In Deep Church, Belcher appeals to the likes of C.S. Lewis and calls for a return to “mere Christianity,” or more particularly, “mere ecclesiology.” Leaning on the early church creeds, he sets out to define ‘two tiers’ of theology—one that “divides the essentials of orthodoxy from the particularities of differing traditions within the boundaries of orthodoxy” (60). In making this critical distinction, Belcher supposes that churches can improve unity while still recognizing differences. His point is well made, however his two-tier system lacks a necessary third distinction. He equates unity within churches to the unity between churches. However, there must be more unity within a congregation for the church to live in harmony than between two gospel-believing congregations.

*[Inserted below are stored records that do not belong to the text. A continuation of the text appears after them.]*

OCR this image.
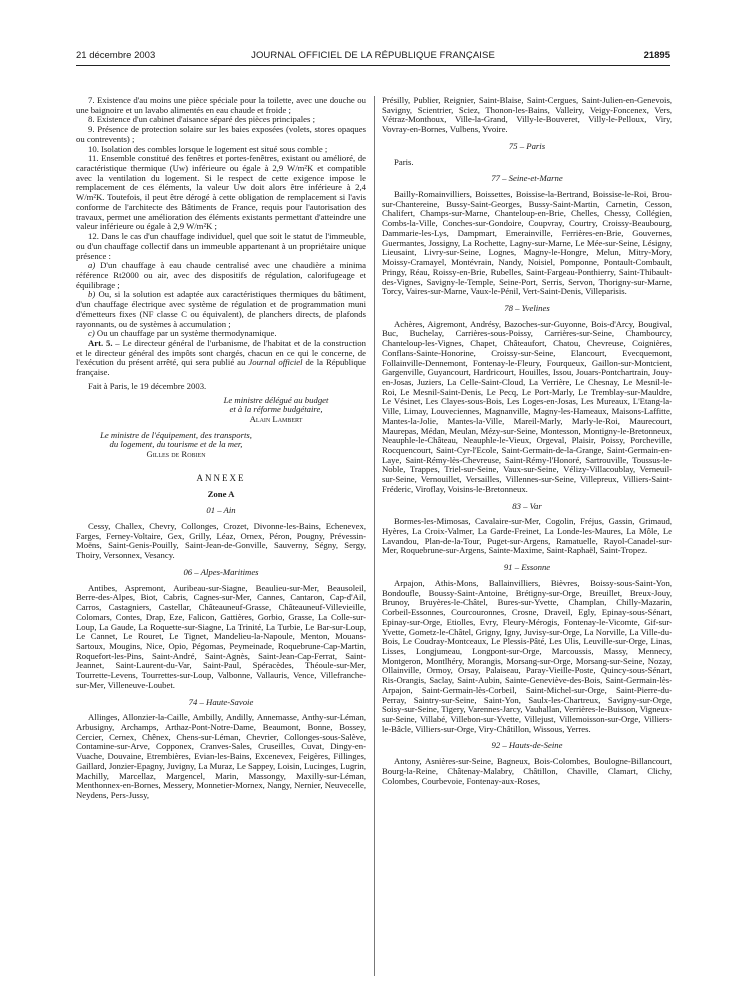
21 décembre 2003	JOURNAL OFFICIEL DE LA RÉPUBLIQUE FRANÇAISE	21895

7. Existence d'au moins une pièce spéciale pour la toilette, avec une douche ou une baignoire et un lavabo alimentés en eau chaude et froide ;

8. Existence d'un cabinet d'aisance séparé des pièces principales ;

9. Présence de protection solaire sur les baies exposées (volets, stores opaques ou contrevents) ;

10. Isolation des combles lorsque le logement est situé sous comble ;

11. Ensemble constitué des fenêtres et portes-fenêtres, existant ou amélioré, de caractéristique thermique (Uw) inférieure ou égale à 2,9 W/m²K et compatible avec la ventilation du logement. Si le respect de cette exigence impose le remplacement de ces éléments, la valeur Uw doit alors être inférieure à 2,4 W/m²K. Toutefois, il peut être dérogé à cette obligation de remplacement si l'avis conforme de l'architecte des Bâtiments de France, requis pour l'autorisation des travaux, permet une amélioration des éléments existants permettant d'atteindre une valeur inférieure ou égale à 2,9 W/m²K ;

12. Dans le cas d'un chauffage individuel, quel que soit le statut de l'immeuble, ou d'un chauffage collectif dans un immeuble appartenant à un propriétaire unique présence :

a) D'un chauffage à eau chaude centralisé avec une chaudière a minima référence Rt2000 ou air, avec des dispositifs de régulation, calorifugeage et équilibrage ;

b) Ou, si la solution est adaptée aux caractéristiques thermiques du bâtiment, d'un chauffage électrique avec système de régulation et de programmation muni d'émetteurs fixes (NF classe C ou équivalent), de planchers directs, de plafonds rayonnants, ou de systèmes à accumulation ;

c) Ou un chauffage par un système thermodynamique.

Art. 5. – Le directeur général de l'urbanisme, de l'habitat et de la construction et le directeur général des impôts sont chargés, chacun en ce qui le concerne, de l'exécution du présent arrêté, qui sera publié au Journal officiel de la République française.

Fait à Paris, le 19 décembre 2003.

Le ministre délégué au budget

et à la réforme budgétaire,

Alain Lambert

Le ministre de l'équipement, des transports,

du logement, du tourisme et de la mer,

Gilles de Robien

ANNEXE

Zone A

01 – Ain

Cessy, Challex, Chevry, Collonges, Crozet, Divonne-les-Bains, Echenevex, Farges, Ferney-Voltaire, Gex, Grilly, Léaz, Ornex, Péron, Pougny, Prévessin-Moëns, Saint-Genis-Pouilly, Saint-Jean-de-Gonville, Sauverny, Ségny, Sergy, Thoiry, Versonnex, Vesancy.

06 – Alpes-Maritimes

Antibes, Aspremont, Auribeau-sur-Siagne, Beaulieu-sur-Mer, Beausoleil, Berre-des-Alpes, Biot, Cabris, Cagnes-sur-Mer, Cannes, Cantaron, Cap-d'Ail, Carros, Castagniers, Castellar, Châteauneuf-Grasse, Châteauneuf-Villevieille, Colomars, Contes, Drap, Eze, Falicon, Gattières, Gorbio, Grasse, La Colle-sur-Loup, La Gaude, La Roquette-sur-Siagne, La Trinité, La Turbie, Le Bar-sur-Loup, Le Cannet, Le Rouret, Le Tignet, Mandelieu-la-Napoule, Menton, Mouans-Sartoux, Mougins, Nice, Opio, Pégomas, Peymeinade, Roquebrune-Cap-Martin, Roquefort-les-Pins, Saint-André, Saint-Agnès, Saint-Jean-Cap-Ferrat, Saint-Jeannet, Saint-Laurent-du-Var, Saint-Paul, Spéracèdes, Théoule-sur-Mer, Tourrette-Levens, Tourrettes-sur-Loup, Valbonne, Vallauris, Vence, Villefranche-sur-Mer, Villeneuve-Loubet.

74 – Haute-Savoie

Allinges, Allonzier-la-Caille, Ambilly, Andilly, Annemasse, Anthy-sur-Léman, Arbusigny, Archamps, Arthaz-Pont-Notre-Dame, Beaumont, Bonne, Bossey, Cercier, Cernex, Chênex, Chens-sur-Léman, Chevrier, Collonges-sous-Salève, Contamine-sur-Arve, Copponex, Cranves-Sales, Cruseilles, Cuvat, Dingy-en-Vuache, Douvaine, Etrembières, Evian-les-Bains, Excenevex, Feigères, Fillinges, Gaillard, Jonzier-Epagny, Juvigny, La Muraz, Le Sappey, Loisin, Lucinges, Lugrin, Machilly, Marcellaz, Margencel, Marin, Massongy, Maxilly-sur-Léman, Menthonnex-en-Bornes, Messery, Monnetier-Mornex, Nangy, Nernier, Neuvecelle, Neydens, Pers-Jussy,

Présilly, Publier, Reignier, Saint-Blaise, Saint-Cergues, Saint-Julien-en-Genevois, Savigny, Scientrier, Sciez, Thonon-les-Bains, Valleiry, Veigy-Foncenex, Vers, Vétraz-Monthoux, Ville-la-Grand, Villy-le-Bouveret, Villy-le-Pelloux, Viry, Vovray-en-Bornes, Vulbens, Yvoire.

75 – Paris

Paris.

77 – Seine-et-Marne

Bailly-Romainvilliers, Boissettes, Boissise-la-Bertrand, Boissise-le-Roi, Brou-sur-Chantereine, Bussy-Saint-Georges, Bussy-Saint-Martin, Carnetin, Cesson, Chalifert, Champs-sur-Marne, Chanteloup-en-Brie, Chelles, Chessy, Collégien, Combs-la-Ville, Conches-sur-Gondoire, Coupvray, Courtry, Croissy-Beaubourg, Dammarie-les-Lys, Dampmart, Emerainville, Ferrières-en-Brie, Gouvernes, Guermantes, Jossigny, La Rochette, Lagny-sur-Marne, Le Mée-sur-Seine, Lésigny, Lieusaint, Livry-sur-Seine, Lognes, Magny-le-Hongre, Melun, Mitry-Mory, Moissy-Cramayel, Montévrain, Nandy, Noisiel, Pomponne, Pontault-Combault, Pringy, Réau, Roissy-en-Brie, Rubelles, Saint-Fargeau-Ponthierry, Saint-Thibault-des-Vignes, Savigny-le-Temple, Seine-Port, Serris, Servon, Thorigny-sur-Marne, Torcy, Vaires-sur-Marne, Vaux-le-Pénil, Vert-Saint-Denis, Villeparisis.

78 – Yvelines

Achères, Aigremont, Andrésy, Bazoches-sur-Guyonne, Bois-d'Arcy, Bougival, Buc, Buchelay, Carrières-sous-Poissy, Carrières-sur-Seine, Chambourcy, Chanteloup-les-Vignes, Chapet, Châteaufort, Chatou, Chevreuse, Coignières, Conflans-Sainte-Honorine, Croissy-sur-Seine, Elancourt, Evecquemont, Follainville-Dennemont, Fontenay-le-Fleury, Fourqueux, Gaillon-sur-Montcient, Gargenville, Guyancourt, Hardricourt, Houilles, Issou, Jouars-Pontchartrain, Jouy-en-Josas, Juziers, La Celle-Saint-Cloud, La Verrière, Le Chesnay, Le Mesnil-le-Roi, Le Mesnil-Saint-Denis, Le Pecq, Le Port-Marly, Le Tremblay-sur-Mauldre, Le Vésinet, Les Clayes-sous-Bois, Les Loges-en-Josas, Les Mureaux, L'Etang-la-Ville, Limay, Louveciennes, Magnanville, Magny-les-Hameaux, Maisons-Laffitte, Mantes-la-Jolie, Mantes-la-Ville, Mareil-Marly, Marly-le-Roi, Maurecourt, Maurepas, Médan, Meulan, Mézy-sur-Seine, Montesson, Montigny-le-Bretonneux, Neauphle-le-Château, Neauphle-le-Vieux, Orgeval, Plaisir, Poissy, Porcheville, Rocquencourt, Saint-Cyr-l'Ecole, Saint-Germain-de-la-Grange, Saint-Germain-en-Laye, Saint-Rémy-lès-Chevreuse, Saint-Rémy-l'Honoré, Sartrouville, Toussus-le-Noble, Trappes, Triel-sur-Seine, Vaux-sur-Seine, Vélizy-Villacoublay, Verneuil-sur-Seine, Vernouillet, Versailles, Villennes-sur-Seine, Villepreux, Villiers-Saint-Fréderic, Viroflay, Voisins-le-Bretonneux.

83 – Var

Bormes-les-Mimosas, Cavalaire-sur-Mer, Cogolin, Fréjus, Gassin, Grimaud, Hyères, La Croix-Valmer, La Garde-Freinet, La Londe-les-Maures, La Môle, Le Lavandou, Plan-de-la-Tour, Puget-sur-Argens, Ramatuelle, Rayol-Canadel-sur-Mer, Roquebrune-sur-Argens, Sainte-Maxime, Saint-Raphaël, Saint-Tropez.

91 – Essonne

Arpajon, Athis-Mons, Ballainvilliers, Bièvres, Boissy-sous-Saint-Yon, Bondoufle, Boussy-Saint-Antoine, Brétigny-sur-Orge, Breuillet, Breux-Jouy, Brunoy, Bruyères-le-Châtel, Bures-sur-Yvette, Champlan, Chilly-Mazarin, Corbeil-Essonnes, Courcouronnes, Crosne, Draveil, Egly, Epinay-sous-Sénart, Epinay-sur-Orge, Etiolles, Evry, Fleury-Mérogis, Fontenay-le-Vicomte, Gif-sur-Yvette, Gometz-le-Châtel, Grigny, Igny, Juvisy-sur-Orge, La Norville, La Ville-du-Bois, Le Coudray-Montceaux, Le Plessis-Pâté, Les Ulis, Leuville-sur-Orge, Linas, Lisses, Longjumeau, Longpont-sur-Orge, Marcoussis, Massy, Mennecy, Montgeron, Montlhéry, Morangis, Morsang-sur-Orge, Morsang-sur-Seine, Nozay, Ollainville, Ormoy, Orsay, Palaiseau, Paray-Vieille-Poste, Quincy-sous-Sénart, Ris-Orangis, Saclay, Saint-Aubin, Sainte-Geneviève-des-Bois, Saint-Germain-lès-Arpajon, Saint-Germain-lès-Corbeil, Saint-Michel-sur-Orge, Saint-Pierre-du-Perray, Saintry-sur-Seine, Saint-Yon, Saulx-les-Chartreux, Savigny-sur-Orge, Soisy-sur-Seine, Tigery, Varennes-Jarcy, Vauhallan, Verrières-le-Buisson, Vigneux-sur-Seine, Villabé, Villebon-sur-Yvette, Villejust, Villemoisson-sur-Orge, Villiers-le-Bâcle, Villiers-sur-Orge, Viry-Châtillon, Wissous, Yerres.

92 – Hauts-de-Seine

Antony, Asnières-sur-Seine, Bagneux, Bois-Colombes, Boulogne-Billancourt, Bourg-la-Reine, Châtenay-Malabry, Châtillon, Chaville, Clamart, Clichy, Colombes, Courbevoie, Fontenay-aux-Roses,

For instance, a Baptist church could clearly partner in an evangelistic campaign with a Presbyterian church, but try to unite these two churches constitutionally and differences concerning (paedo)baptism and church government will erupt. Many other illustrations could be supplied. All that to say, Albert Mohler’s theological triage (three-levels of doctrinal distinction) would improve Belcher’s argument, without taking away from the aim of his entire book.
Chapters 4-10 are the core of Deep Church. The format of each chapter is approximate: he takes up a specific EC protest, considers its validity and it problems from both sides, and then appeals to a particular “expert” on the matter (e.g. Francis Schaeffer on evangelism, Nicholas Wolterstorff on truth, Richard Mouw on the gospel, to name a few). Then, Belcher concludes with practical steps towards the Deep Church and often illustrates his point with an example from his own experience.
Overall, Deep Church offers a number of salient points with much food for thought. Yet, its lack of biblical exposition added to an unwise neglect of 1500 years of church history weakens his argument immensely. Favoring the church fathers, Belcher disregards the theological advances that have come from the likes of Protestant Reformers, Puritan divines, and congregational theologians.
In sum, Deep Church is orthodox and advances the conversation on twenty-first century ecclesiology. It will stretch and challenge both traditional and emerging pastors to contextualize the gospel and to think deeply about the church. But, at the end of the day, because Deep Church grounds its arguments in human authorities and promotes an outdated, Fifth Century ecumenism, I am hesitant to recommend it to church members looking for Biblically-saturated help. For thoughtful pastors, it is a stimulating book, but for the inquisitive layman books by Clowney, (The Church), Carson (The Church in the Bible and the World; Becoming Conversant with Emerging Church; , Dever (What is a Healthy Church?; Deliberate Church), Stott (The Living Church) and especially J.L. Dagg would be better.
(Other Reviews: Deep Church has gotten a lot of attention in book reviews. If Belcher’s book interests you, check out the balanced review by Kevin DeYoung and an excoriating one by Greg Gilbert. I appreciate Greg’s concern for Belcher’s light treatment of penal substitution–I share his concern with any model of the atonement that truncates the legal and vicarious nature of the cross–but I think DeYoung’s review is more helpful in evaluating Belcher’s third way, which DeYoung describes as the traditional way mediated through Tim Keller.)